A ministra Gleisi Hoffmann (PT), responsável pela Secretaria de Relações Institucionais, manifestou-se publicamente em apoio ao pedido de prisão preventiva contra o ex-governador e ex-ministro Ciro Gomes (PDT). A solicitação foi protocolada pela Advocacia do Senado Federal com base em ataques reiterados do pedetista à prefeita de Crateús (CE), Janaína Farias (PT). Gleisi classificou as declarações como “gravíssimas” e de um “machismo repugnante”, reforçando a necessidade de medidas mais severas.
O pedido de prisão preventiva integra uma ação penal eleitoral proposta pelo Ministério Público Eleitoral. Segundo o documento, mesmo após determinação judicial para cessar as ofensivas, Ciro continuou suas manifestações públicas contra Janaína Farias — o que motivou novas medidas cautelares.
Em maio, o Tribunal de Justiça do Distrito Federal e Territórios (TJDFT) condenou Ciro a pagar R$ 52 mil por danos morais à prefeita. Ele havia sido condenado por ofendê-la com expressões como “assessora de assuntos de cama” e “cortesã” . Apesar da decisão judicial, o comportamento ofensivo permaneceu, reforçando o argumento do Senado para buscar a prisão preventiva.

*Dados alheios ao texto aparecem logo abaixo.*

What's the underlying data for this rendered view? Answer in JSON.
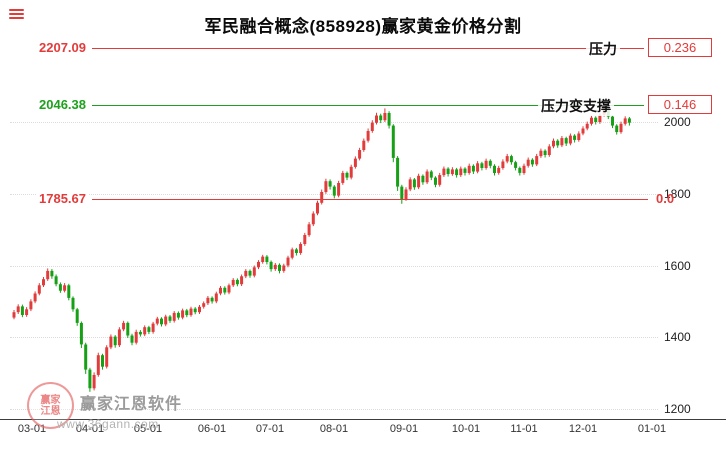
{
  "header": {
    "title": "军民融合概念(858928)赢家黄金价格分割"
  },
  "watermark": {
    "brand": "赢家江恩软件",
    "url": "www.36gann.com",
    "seal_top": "赢家",
    "seal_bottom": "江恩"
  },
  "chart_data": {
    "type": "candlestick",
    "title": "军民融合概念(858928)赢家黄金价格分割",
    "up_color": "#e23b3b",
    "down_color": "#16a016",
    "grid": true,
    "legend_position": "none",
    "ylim": [
      1170,
      2260
    ],
    "y_ticks": [
      "2000",
      "1800",
      "1600",
      "1400",
      "1200"
    ],
    "x_ticks": [
      "03-01",
      "04-01",
      "05-01",
      "06-01",
      "07-01",
      "08-01",
      "09-01",
      "10-01",
      "11-01",
      "12-01",
      "01-01"
    ],
    "levels": [
      {
        "price_label": "2207.09",
        "price": 2207.09,
        "side_label": "压力",
        "badge": "0.236",
        "color": "#e23b3b",
        "boxed": true
      },
      {
        "price_label": "2046.38",
        "price": 2046.38,
        "side_label": "压力变支撑",
        "badge": "0.146",
        "color": "#1da11d",
        "boxed": true
      },
      {
        "price_label": "1785.67",
        "price": 1785.67,
        "side_label": "",
        "badge": "0.0",
        "color": "#e23b3b",
        "boxed": false
      }
    ],
    "candles": [
      [
        1455,
        1476,
        1450,
        1470
      ],
      [
        1470,
        1492,
        1465,
        1486
      ],
      [
        1486,
        1491,
        1456,
        1462
      ],
      [
        1462,
        1484,
        1457,
        1478
      ],
      [
        1478,
        1506,
        1473,
        1500
      ],
      [
        1500,
        1528,
        1495,
        1522
      ],
      [
        1522,
        1551,
        1517,
        1545
      ],
      [
        1545,
        1568,
        1540,
        1562
      ],
      [
        1562,
        1592,
        1557,
        1585
      ],
      [
        1585,
        1590,
        1563,
        1570
      ],
      [
        1570,
        1575,
        1542,
        1548
      ],
      [
        1548,
        1553,
        1524,
        1530
      ],
      [
        1530,
        1551,
        1525,
        1545
      ],
      [
        1545,
        1549,
        1503,
        1510
      ],
      [
        1510,
        1514,
        1471,
        1478
      ],
      [
        1478,
        1482,
        1432,
        1440
      ],
      [
        1440,
        1444,
        1370,
        1380
      ],
      [
        1380,
        1385,
        1298,
        1310
      ],
      [
        1310,
        1315,
        1248,
        1258
      ],
      [
        1258,
        1302,
        1252,
        1295
      ],
      [
        1295,
        1357,
        1290,
        1350
      ],
      [
        1350,
        1354,
        1310,
        1318
      ],
      [
        1318,
        1378,
        1313,
        1372
      ],
      [
        1372,
        1408,
        1367,
        1402
      ],
      [
        1402,
        1406,
        1371,
        1378
      ],
      [
        1378,
        1428,
        1373,
        1422
      ],
      [
        1422,
        1446,
        1417,
        1440
      ],
      [
        1440,
        1444,
        1398,
        1405
      ],
      [
        1405,
        1410,
        1378,
        1385
      ],
      [
        1385,
        1421,
        1380,
        1415
      ],
      [
        1415,
        1420,
        1402,
        1408
      ],
      [
        1408,
        1433,
        1403,
        1428
      ],
      [
        1428,
        1432,
        1409,
        1415
      ],
      [
        1415,
        1443,
        1410,
        1438
      ],
      [
        1438,
        1457,
        1433,
        1452
      ],
      [
        1452,
        1456,
        1430,
        1436
      ],
      [
        1436,
        1463,
        1431,
        1458
      ],
      [
        1458,
        1462,
        1440,
        1446
      ],
      [
        1446,
        1473,
        1441,
        1468
      ],
      [
        1468,
        1472,
        1449,
        1455
      ],
      [
        1455,
        1480,
        1450,
        1475
      ],
      [
        1475,
        1479,
        1456,
        1462
      ],
      [
        1462,
        1485,
        1457,
        1480
      ],
      [
        1480,
        1484,
        1464,
        1470
      ],
      [
        1470,
        1490,
        1465,
        1485
      ],
      [
        1485,
        1500,
        1480,
        1495
      ],
      [
        1495,
        1515,
        1490,
        1510
      ],
      [
        1510,
        1514,
        1494,
        1500
      ],
      [
        1500,
        1527,
        1495,
        1522
      ],
      [
        1522,
        1543,
        1517,
        1538
      ],
      [
        1538,
        1542,
        1519,
        1525
      ],
      [
        1525,
        1550,
        1520,
        1545
      ],
      [
        1545,
        1565,
        1540,
        1560
      ],
      [
        1560,
        1564,
        1542,
        1548
      ],
      [
        1548,
        1575,
        1543,
        1570
      ],
      [
        1570,
        1590,
        1565,
        1585
      ],
      [
        1585,
        1589,
        1566,
        1572
      ],
      [
        1572,
        1600,
        1567,
        1595
      ],
      [
        1595,
        1615,
        1590,
        1610
      ],
      [
        1610,
        1630,
        1605,
        1625
      ],
      [
        1625,
        1629,
        1603,
        1610
      ],
      [
        1610,
        1614,
        1583,
        1590
      ],
      [
        1590,
        1607,
        1585,
        1602
      ],
      [
        1602,
        1606,
        1578,
        1585
      ],
      [
        1585,
        1605,
        1580,
        1600
      ],
      [
        1600,
        1627,
        1595,
        1622
      ],
      [
        1622,
        1650,
        1617,
        1645
      ],
      [
        1645,
        1649,
        1628,
        1635
      ],
      [
        1635,
        1665,
        1630,
        1660
      ],
      [
        1660,
        1691,
        1655,
        1685
      ],
      [
        1685,
        1721,
        1680,
        1715
      ],
      [
        1715,
        1751,
        1710,
        1745
      ],
      [
        1745,
        1781,
        1740,
        1775
      ],
      [
        1775,
        1812,
        1770,
        1805
      ],
      [
        1805,
        1842,
        1800,
        1835
      ],
      [
        1835,
        1840,
        1812,
        1820
      ],
      [
        1820,
        1824,
        1787,
        1795
      ],
      [
        1795,
        1836,
        1790,
        1830
      ],
      [
        1830,
        1864,
        1825,
        1858
      ],
      [
        1858,
        1862,
        1838,
        1845
      ],
      [
        1845,
        1881,
        1840,
        1875
      ],
      [
        1875,
        1904,
        1870,
        1898
      ],
      [
        1898,
        1928,
        1893,
        1922
      ],
      [
        1922,
        1954,
        1917,
        1948
      ],
      [
        1948,
        1982,
        1943,
        1975
      ],
      [
        1975,
        2005,
        1970,
        1998
      ],
      [
        1998,
        2026,
        1993,
        2018
      ],
      [
        2018,
        2023,
        1997,
        2005
      ],
      [
        2005,
        2038,
        2000,
        2025
      ],
      [
        2025,
        2030,
        1982,
        1990
      ],
      [
        1990,
        1994,
        1888,
        1900
      ],
      [
        1900,
        1905,
        1808,
        1820
      ],
      [
        1820,
        1825,
        1772,
        1785
      ],
      [
        1785,
        1818,
        1780,
        1812
      ],
      [
        1812,
        1846,
        1807,
        1840
      ],
      [
        1840,
        1844,
        1811,
        1818
      ],
      [
        1818,
        1856,
        1813,
        1850
      ],
      [
        1850,
        1854,
        1825,
        1832
      ],
      [
        1832,
        1868,
        1827,
        1862
      ],
      [
        1862,
        1866,
        1838,
        1845
      ],
      [
        1845,
        1849,
        1818,
        1825
      ],
      [
        1825,
        1858,
        1820,
        1852
      ],
      [
        1852,
        1876,
        1847,
        1870
      ],
      [
        1870,
        1874,
        1848,
        1855
      ],
      [
        1855,
        1874,
        1850,
        1868
      ],
      [
        1868,
        1872,
        1845,
        1852
      ],
      [
        1852,
        1876,
        1847,
        1870
      ],
      [
        1870,
        1874,
        1851,
        1858
      ],
      [
        1858,
        1884,
        1853,
        1878
      ],
      [
        1878,
        1882,
        1855,
        1862
      ],
      [
        1862,
        1891,
        1857,
        1885
      ],
      [
        1885,
        1889,
        1865,
        1872
      ],
      [
        1872,
        1898,
        1867,
        1892
      ],
      [
        1892,
        1896,
        1871,
        1878
      ],
      [
        1878,
        1882,
        1851,
        1858
      ],
      [
        1858,
        1878,
        1853,
        1872
      ],
      [
        1872,
        1896,
        1867,
        1890
      ],
      [
        1890,
        1911,
        1885,
        1905
      ],
      [
        1905,
        1909,
        1881,
        1888
      ],
      [
        1888,
        1892,
        1865,
        1872
      ],
      [
        1872,
        1876,
        1851,
        1858
      ],
      [
        1858,
        1884,
        1853,
        1878
      ],
      [
        1878,
        1901,
        1873,
        1895
      ],
      [
        1895,
        1899,
        1875,
        1882
      ],
      [
        1882,
        1911,
        1877,
        1905
      ],
      [
        1905,
        1926,
        1900,
        1920
      ],
      [
        1920,
        1924,
        1901,
        1908
      ],
      [
        1908,
        1938,
        1903,
        1932
      ],
      [
        1932,
        1954,
        1927,
        1948
      ],
      [
        1948,
        1952,
        1928,
        1935
      ],
      [
        1935,
        1961,
        1930,
        1955
      ],
      [
        1955,
        1959,
        1933,
        1940
      ],
      [
        1940,
        1968,
        1935,
        1962
      ],
      [
        1962,
        1966,
        1943,
        1950
      ],
      [
        1950,
        1974,
        1945,
        1968
      ],
      [
        1968,
        1988,
        1963,
        1982
      ],
      [
        1982,
        2001,
        1977,
        1995
      ],
      [
        1995,
        2018,
        1990,
        2012
      ],
      [
        2012,
        2016,
        1993,
        2000
      ],
      [
        2000,
        2026,
        1995,
        2020
      ],
      [
        2020,
        2042,
        2015,
        2035
      ],
      [
        2035,
        2039,
        2008,
        2015
      ],
      [
        2015,
        2019,
        1983,
        1990
      ],
      [
        1990,
        1994,
        1965,
        1972
      ],
      [
        1972,
        2001,
        1967,
        1995
      ],
      [
        1995,
        2016,
        1990,
        2010
      ],
      [
        2010,
        2014,
        1990,
        1998
      ]
    ]
  }
}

As medidas cautelares incluídas no pedido envolvem proibição de contato e aproximação inferior a 500 metros, restrição a novas manifestações públicas sobre a prefeita e comparecimento periódico em juízo. O caso foi enviado à Polícia Federal para investigação de possível crime de perseguição (stalking).
Em sua publicação no X (antigo Twitter), Gleisi elogiou a atuação da Advocacia do Senado, afirmando que a ação foi correta e necessária diante da gravidade das ofensas. Ela destacou que “os ataques de Ciro são gravíssimos e de machismo repugnante” e que ele vem “desafiando a Justiça com ataques reiterados desde 2024” . A ministra ainda expressou solidariedade à prefeita Janaína Farias.
A defesa de Ciro Gomes
O advogado de Ciro Gomes, Walber Agra, rechaçou o pedido de prisão preventiva, alegando que a atitude configura uma tentativa de criminalizar liberdade de expressão e crítica política. Para a defesa, o caso não se enquadra em nenhum dos critérios legais exigidos para a decretação de uma preventiva, uma vez que se trata de exercício de direito público de crítica .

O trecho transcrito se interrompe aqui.